Vapear vs. Fumar: O Que Diz a Investigação

Vapear vs. Fumar: O Que Diz a Investigação

Os cigarros eletrónicos e o vaping tornaram-se cada vez mais comuns, e muitos fumadores consideram mudar para o vaping como forma de parar. A ciência sobre o vaping está em evolução, mas há pontos claros de consenso entre as autoridades de saúde: o vaping é menos prejudicial do que fumar, mas não é isento de riscos, e não é aprovado como método de cessação por todos os reguladores.

Vapear é Menos Prejudicial do Que Fumar?

A resposta curta: sim, os cigarros eletrónicos são substancialmente menos nocivos do que os cigarros de tabaco, mas não são inofensivos.

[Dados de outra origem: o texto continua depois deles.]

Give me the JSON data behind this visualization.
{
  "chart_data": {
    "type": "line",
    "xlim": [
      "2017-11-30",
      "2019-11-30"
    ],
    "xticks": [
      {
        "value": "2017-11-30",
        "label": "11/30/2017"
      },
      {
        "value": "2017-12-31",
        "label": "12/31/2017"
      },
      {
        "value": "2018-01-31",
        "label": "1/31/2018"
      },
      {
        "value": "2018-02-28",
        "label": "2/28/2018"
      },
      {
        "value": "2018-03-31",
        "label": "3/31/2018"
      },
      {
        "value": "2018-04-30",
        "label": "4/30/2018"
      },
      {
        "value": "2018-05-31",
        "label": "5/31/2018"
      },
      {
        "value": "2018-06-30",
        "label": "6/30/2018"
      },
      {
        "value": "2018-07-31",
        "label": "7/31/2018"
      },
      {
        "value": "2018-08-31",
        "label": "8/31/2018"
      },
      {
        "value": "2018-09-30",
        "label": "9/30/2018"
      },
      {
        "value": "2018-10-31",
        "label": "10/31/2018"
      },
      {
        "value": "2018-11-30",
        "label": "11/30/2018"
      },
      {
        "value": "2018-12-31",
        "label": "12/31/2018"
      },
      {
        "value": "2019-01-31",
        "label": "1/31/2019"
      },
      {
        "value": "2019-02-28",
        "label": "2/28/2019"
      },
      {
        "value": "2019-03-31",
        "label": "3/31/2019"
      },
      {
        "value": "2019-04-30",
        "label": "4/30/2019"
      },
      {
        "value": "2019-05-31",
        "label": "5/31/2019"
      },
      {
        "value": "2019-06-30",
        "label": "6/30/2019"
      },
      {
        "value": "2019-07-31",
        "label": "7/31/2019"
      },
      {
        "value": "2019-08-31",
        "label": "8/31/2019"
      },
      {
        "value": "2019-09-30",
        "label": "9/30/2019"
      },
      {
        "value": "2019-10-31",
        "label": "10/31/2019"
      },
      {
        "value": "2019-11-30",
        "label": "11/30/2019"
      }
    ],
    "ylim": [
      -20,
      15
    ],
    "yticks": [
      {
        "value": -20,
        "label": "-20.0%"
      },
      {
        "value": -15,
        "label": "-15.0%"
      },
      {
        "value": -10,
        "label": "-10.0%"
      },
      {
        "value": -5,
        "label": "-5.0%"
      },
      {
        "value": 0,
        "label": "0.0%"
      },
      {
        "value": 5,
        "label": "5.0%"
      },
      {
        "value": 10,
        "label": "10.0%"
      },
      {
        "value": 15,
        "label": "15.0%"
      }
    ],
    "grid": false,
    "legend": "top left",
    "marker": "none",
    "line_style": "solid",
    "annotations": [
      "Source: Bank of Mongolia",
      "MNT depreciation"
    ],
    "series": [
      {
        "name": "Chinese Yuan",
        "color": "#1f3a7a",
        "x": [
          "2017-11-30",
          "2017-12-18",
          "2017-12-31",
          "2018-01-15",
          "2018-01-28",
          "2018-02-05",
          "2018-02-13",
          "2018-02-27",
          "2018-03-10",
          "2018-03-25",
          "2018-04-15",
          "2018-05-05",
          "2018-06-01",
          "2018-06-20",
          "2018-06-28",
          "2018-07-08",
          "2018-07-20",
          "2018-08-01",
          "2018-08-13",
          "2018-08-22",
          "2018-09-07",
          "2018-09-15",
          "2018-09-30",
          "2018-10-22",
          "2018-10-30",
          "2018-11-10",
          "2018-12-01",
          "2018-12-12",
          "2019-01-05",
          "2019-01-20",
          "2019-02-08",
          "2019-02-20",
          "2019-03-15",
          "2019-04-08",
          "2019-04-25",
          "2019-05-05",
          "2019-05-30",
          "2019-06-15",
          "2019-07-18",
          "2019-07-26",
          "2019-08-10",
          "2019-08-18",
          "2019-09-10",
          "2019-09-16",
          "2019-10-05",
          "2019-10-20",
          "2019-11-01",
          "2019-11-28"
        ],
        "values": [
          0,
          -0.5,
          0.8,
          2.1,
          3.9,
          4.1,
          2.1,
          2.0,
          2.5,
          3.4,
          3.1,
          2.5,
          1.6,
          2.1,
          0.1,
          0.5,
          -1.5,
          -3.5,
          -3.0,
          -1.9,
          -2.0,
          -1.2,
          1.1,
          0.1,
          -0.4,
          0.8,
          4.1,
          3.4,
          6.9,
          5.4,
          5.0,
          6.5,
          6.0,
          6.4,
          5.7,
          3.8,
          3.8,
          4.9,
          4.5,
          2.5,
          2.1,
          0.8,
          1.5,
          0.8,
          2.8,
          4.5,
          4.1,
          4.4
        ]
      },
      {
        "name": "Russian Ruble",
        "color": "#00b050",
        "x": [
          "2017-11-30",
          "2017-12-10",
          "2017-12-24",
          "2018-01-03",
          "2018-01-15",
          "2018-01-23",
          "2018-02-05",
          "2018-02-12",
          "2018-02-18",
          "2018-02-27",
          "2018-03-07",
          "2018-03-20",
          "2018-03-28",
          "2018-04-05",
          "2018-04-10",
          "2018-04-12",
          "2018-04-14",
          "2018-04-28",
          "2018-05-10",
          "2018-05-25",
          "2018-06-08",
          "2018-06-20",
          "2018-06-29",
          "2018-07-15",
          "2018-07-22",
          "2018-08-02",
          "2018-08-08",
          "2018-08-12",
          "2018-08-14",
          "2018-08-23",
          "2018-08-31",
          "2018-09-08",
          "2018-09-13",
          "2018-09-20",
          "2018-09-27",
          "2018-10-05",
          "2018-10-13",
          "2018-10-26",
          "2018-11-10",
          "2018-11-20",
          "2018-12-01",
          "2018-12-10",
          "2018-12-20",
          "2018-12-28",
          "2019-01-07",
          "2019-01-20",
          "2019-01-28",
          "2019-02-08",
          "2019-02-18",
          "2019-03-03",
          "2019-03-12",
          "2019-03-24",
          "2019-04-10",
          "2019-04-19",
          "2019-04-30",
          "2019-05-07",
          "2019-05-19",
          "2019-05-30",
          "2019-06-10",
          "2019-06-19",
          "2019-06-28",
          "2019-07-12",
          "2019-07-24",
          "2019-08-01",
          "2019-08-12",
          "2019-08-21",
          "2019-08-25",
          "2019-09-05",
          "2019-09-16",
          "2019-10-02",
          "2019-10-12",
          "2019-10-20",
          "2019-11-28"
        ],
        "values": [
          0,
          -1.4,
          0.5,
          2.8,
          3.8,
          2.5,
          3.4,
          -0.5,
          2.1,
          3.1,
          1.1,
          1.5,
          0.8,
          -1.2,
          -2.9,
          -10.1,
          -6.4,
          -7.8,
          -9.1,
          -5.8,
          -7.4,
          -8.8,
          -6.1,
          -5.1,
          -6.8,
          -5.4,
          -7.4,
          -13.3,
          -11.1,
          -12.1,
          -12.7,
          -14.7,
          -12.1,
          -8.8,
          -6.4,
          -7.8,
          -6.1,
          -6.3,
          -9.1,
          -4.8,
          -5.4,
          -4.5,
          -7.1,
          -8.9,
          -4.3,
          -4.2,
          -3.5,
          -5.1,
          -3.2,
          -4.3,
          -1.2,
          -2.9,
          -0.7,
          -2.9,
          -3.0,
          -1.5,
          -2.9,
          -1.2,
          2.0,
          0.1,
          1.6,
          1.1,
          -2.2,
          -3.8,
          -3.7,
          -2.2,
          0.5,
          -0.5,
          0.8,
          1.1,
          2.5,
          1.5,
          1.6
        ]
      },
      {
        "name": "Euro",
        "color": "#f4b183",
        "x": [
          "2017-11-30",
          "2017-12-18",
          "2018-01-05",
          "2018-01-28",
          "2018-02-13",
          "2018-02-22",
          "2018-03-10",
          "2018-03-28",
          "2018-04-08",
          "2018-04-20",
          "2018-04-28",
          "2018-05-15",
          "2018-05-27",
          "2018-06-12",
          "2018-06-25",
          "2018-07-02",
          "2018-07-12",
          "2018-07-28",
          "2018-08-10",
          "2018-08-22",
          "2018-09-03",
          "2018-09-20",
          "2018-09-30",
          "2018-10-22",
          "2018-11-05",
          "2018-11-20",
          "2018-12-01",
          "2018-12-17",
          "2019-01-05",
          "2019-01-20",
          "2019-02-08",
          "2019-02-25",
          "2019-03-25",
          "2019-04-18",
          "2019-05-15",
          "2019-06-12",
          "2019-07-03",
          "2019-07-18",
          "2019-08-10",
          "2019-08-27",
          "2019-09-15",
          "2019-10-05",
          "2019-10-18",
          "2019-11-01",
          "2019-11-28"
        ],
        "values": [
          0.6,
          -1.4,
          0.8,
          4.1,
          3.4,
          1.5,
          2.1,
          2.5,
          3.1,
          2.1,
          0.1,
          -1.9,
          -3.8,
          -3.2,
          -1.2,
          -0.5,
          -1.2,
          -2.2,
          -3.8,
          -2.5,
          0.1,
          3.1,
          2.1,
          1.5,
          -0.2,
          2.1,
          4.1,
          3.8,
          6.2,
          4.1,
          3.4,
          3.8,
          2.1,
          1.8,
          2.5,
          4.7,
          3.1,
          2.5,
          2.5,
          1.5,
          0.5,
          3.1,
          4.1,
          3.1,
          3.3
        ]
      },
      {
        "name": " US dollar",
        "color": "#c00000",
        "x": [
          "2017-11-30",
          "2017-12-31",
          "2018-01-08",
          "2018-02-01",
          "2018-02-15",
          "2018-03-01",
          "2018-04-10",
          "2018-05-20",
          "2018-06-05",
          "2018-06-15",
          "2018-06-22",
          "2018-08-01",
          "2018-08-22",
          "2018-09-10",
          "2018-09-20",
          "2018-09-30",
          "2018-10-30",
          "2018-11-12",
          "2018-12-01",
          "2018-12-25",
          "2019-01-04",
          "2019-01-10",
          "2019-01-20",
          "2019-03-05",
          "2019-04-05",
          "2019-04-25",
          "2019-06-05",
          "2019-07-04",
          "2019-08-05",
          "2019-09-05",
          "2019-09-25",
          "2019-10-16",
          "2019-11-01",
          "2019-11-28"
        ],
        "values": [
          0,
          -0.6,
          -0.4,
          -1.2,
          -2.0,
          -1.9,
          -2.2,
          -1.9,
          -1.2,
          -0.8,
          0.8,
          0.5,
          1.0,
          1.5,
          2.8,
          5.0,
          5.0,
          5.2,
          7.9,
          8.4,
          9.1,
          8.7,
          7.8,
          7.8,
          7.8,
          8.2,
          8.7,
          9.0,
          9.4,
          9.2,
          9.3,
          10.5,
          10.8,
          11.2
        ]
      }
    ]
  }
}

O fumo do cigarro é nocivo sobretudo devido às milhares de substâncias químicas tóxicas e cancerígenas produzidas pela queima do tabaco. Os cigarros eletrónicos aquecem um líquido (que contém nicotina, propilenoglicol, glicerina vegetal e aromatizantes) para produzir um vapor, um processo que não envolve combustão e não produz o mesmo conjunto de substâncias químicas tóxicas.

A investigação estima que os cigarros eletrónicos são "cerca de 95% menos nocivos do que os cigarros", um valor derivado de uma revisão de 2015 da Public Health England. No entanto, este valor é uma estimativa, não uma medição precisa, e reflete o nosso melhor entendimento atual, e não uma avaliação definitiva a longo prazo.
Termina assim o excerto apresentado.